David Bowie Station To Station (1976)
Comme je le disais dans le message précédent, à partir de 1975,
Bowie devient accroc à la cocaïne... En 1976, son état empire (il affirme d'ailleurs de pas se souvenir de cette année), mais paradoxalement, il entame une nouvelle période de créativité qui semble sans limite !
On commence donc avec ce
Station To Station, que j'ai découvert il y a peu, mais qui a tourné au point que je le connais désormais par cœur, paroles comprises...
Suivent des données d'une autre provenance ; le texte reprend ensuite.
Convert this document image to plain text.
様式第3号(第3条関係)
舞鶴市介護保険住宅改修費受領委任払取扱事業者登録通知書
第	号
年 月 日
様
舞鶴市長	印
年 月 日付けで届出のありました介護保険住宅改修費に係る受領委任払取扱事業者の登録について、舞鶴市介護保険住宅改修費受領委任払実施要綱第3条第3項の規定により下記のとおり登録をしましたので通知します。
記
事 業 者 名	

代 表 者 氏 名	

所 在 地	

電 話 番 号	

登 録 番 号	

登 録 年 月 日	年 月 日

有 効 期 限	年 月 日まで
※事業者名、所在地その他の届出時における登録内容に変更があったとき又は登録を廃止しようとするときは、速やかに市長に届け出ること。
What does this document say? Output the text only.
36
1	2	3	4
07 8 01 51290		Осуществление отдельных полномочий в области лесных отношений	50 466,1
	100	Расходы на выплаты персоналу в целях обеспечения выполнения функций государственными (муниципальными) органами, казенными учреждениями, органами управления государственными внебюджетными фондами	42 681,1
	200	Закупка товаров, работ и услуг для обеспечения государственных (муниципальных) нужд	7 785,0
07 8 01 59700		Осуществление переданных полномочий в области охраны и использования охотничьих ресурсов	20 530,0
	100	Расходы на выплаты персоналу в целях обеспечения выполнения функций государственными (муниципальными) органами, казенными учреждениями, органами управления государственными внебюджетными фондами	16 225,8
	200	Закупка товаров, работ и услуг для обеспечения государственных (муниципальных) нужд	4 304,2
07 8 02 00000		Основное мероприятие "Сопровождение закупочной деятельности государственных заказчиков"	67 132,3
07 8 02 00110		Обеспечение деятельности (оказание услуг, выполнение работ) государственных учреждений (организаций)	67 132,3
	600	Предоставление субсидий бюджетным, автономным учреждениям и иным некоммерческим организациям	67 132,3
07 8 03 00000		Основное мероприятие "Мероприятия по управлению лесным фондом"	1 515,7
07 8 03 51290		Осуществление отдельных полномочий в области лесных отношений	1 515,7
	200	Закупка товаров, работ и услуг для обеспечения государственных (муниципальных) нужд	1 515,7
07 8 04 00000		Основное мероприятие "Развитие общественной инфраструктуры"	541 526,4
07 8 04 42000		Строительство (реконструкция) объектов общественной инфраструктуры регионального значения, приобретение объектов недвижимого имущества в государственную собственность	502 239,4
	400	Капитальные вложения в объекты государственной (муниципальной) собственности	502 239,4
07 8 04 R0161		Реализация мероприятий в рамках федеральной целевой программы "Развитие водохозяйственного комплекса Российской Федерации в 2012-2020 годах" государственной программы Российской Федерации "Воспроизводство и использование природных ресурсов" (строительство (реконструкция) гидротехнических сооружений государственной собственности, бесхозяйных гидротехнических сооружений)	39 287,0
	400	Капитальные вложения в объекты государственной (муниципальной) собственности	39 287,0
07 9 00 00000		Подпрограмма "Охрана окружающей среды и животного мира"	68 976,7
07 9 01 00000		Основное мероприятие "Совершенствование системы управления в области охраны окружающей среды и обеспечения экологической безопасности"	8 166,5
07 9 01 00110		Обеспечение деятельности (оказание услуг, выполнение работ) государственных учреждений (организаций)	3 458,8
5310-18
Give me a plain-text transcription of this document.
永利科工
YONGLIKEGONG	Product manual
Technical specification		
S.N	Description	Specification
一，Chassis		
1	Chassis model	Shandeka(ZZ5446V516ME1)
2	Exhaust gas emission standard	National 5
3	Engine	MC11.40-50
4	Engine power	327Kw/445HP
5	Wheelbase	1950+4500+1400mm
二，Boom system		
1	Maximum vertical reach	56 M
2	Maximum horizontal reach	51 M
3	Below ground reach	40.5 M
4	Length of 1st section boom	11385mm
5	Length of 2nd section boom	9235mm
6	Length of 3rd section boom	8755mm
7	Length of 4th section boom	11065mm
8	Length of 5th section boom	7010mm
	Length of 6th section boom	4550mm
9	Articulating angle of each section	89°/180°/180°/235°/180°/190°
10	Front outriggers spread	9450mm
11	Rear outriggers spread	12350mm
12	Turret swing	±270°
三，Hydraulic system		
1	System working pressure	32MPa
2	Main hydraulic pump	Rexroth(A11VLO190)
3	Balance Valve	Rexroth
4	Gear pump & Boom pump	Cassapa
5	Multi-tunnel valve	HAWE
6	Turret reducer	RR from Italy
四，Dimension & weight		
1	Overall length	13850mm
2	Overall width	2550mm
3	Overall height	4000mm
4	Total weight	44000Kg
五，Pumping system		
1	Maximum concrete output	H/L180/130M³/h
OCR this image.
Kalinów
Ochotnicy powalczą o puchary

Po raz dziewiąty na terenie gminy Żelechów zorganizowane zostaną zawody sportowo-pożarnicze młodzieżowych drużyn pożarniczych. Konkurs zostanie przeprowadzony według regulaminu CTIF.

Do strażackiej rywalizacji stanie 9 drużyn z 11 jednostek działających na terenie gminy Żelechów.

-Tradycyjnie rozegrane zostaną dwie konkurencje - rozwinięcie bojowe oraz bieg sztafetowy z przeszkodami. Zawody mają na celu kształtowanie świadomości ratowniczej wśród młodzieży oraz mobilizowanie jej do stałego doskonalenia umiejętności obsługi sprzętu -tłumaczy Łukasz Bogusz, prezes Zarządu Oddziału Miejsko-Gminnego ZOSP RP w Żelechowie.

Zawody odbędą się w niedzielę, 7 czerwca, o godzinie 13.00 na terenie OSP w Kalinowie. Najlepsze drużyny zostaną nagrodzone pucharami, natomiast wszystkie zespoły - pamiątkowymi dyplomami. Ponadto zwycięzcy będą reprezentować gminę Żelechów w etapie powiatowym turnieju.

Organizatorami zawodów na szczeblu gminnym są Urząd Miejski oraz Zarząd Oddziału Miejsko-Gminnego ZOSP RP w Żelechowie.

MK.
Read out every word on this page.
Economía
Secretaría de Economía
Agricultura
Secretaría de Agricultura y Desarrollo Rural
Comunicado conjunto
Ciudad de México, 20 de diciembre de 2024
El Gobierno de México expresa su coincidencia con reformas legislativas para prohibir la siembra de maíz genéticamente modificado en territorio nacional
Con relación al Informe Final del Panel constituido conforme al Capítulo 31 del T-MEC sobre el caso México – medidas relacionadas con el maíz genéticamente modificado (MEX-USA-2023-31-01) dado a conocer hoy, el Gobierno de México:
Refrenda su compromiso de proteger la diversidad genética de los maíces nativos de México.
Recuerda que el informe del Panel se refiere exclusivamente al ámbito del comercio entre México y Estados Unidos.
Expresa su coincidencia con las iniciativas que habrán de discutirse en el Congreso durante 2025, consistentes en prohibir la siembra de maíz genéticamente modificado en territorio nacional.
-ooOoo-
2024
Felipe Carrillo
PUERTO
Six morceaux seulement, mais aucun point faible ! On commence avec le très long "Station To Station" et son intro instrumentale ferroviaire et groovy de trois minutes. La première évidence qui saute aux oreilles, c'est que
Bowie est à nouveau très en voix, mais surtout que cette voix a changé, plus puissante, plus variée encore et plus chaude, même si, étrangement, l'album est glacial... La "plastic soul" de
Young Americans est toujours présente, mais cette fois-ci, elle ne rappelle plus
Marvin Gaye :
Bowie l'a digérée et la recrache dans une esthétique très personnelle... Et surtout, on se rend compte que ce son nouveau arrive à point nommé dans une musique européenne en pleine mutation ! Les prémisses de la future new-wave sont là ! Un morceau que ne renieraient pas Talking Heads ("TVC15"), deux tubes funky ("Golden Years", "Stay"), deux ballades genre "crooner" à tomber par terre ("Word On A Wing", "Wild Is The Wind"), en 38 minutes, la messe est dite ! L'album est tout simplement d'une redoutable perfection !
Un dernier mot à propos de la pochette : elle est tirée du film
The Man Who Fell To Earth ("L'Homme qui venait d'ailleurs") de
Nicholas Roeg, nanar absolu du niveau de
Tommy de
Ken Russell, et dans lequel
David joue le rôle d'un extraterrestre.
Un an plus tard,
David Bowie fait un pas de géant...
David Bowie Low (1977) [
]²
Cet album est probablement mon préféré de l'artiste... Il constitue le premier volet de ce que l'on appellera plus tard la "trilogie berlinoise" (alors qu'il a été enregistré en France, au château d'Hérouville).
La pochette est à nouveau tirée du film de
Roeg... Incroyable qu'un film aussi mauvais ait pu produire deux pochettes aussi belles (surtout celle-là) ! Cette pochette est d'ailleurs un jeu de mot :
Bowie de profil et le titre
Low = low profile (profil bas)...
En devenant un CD, l'album a perdu sa particularité, à savoir sa division en deux faces vraiment distinctes...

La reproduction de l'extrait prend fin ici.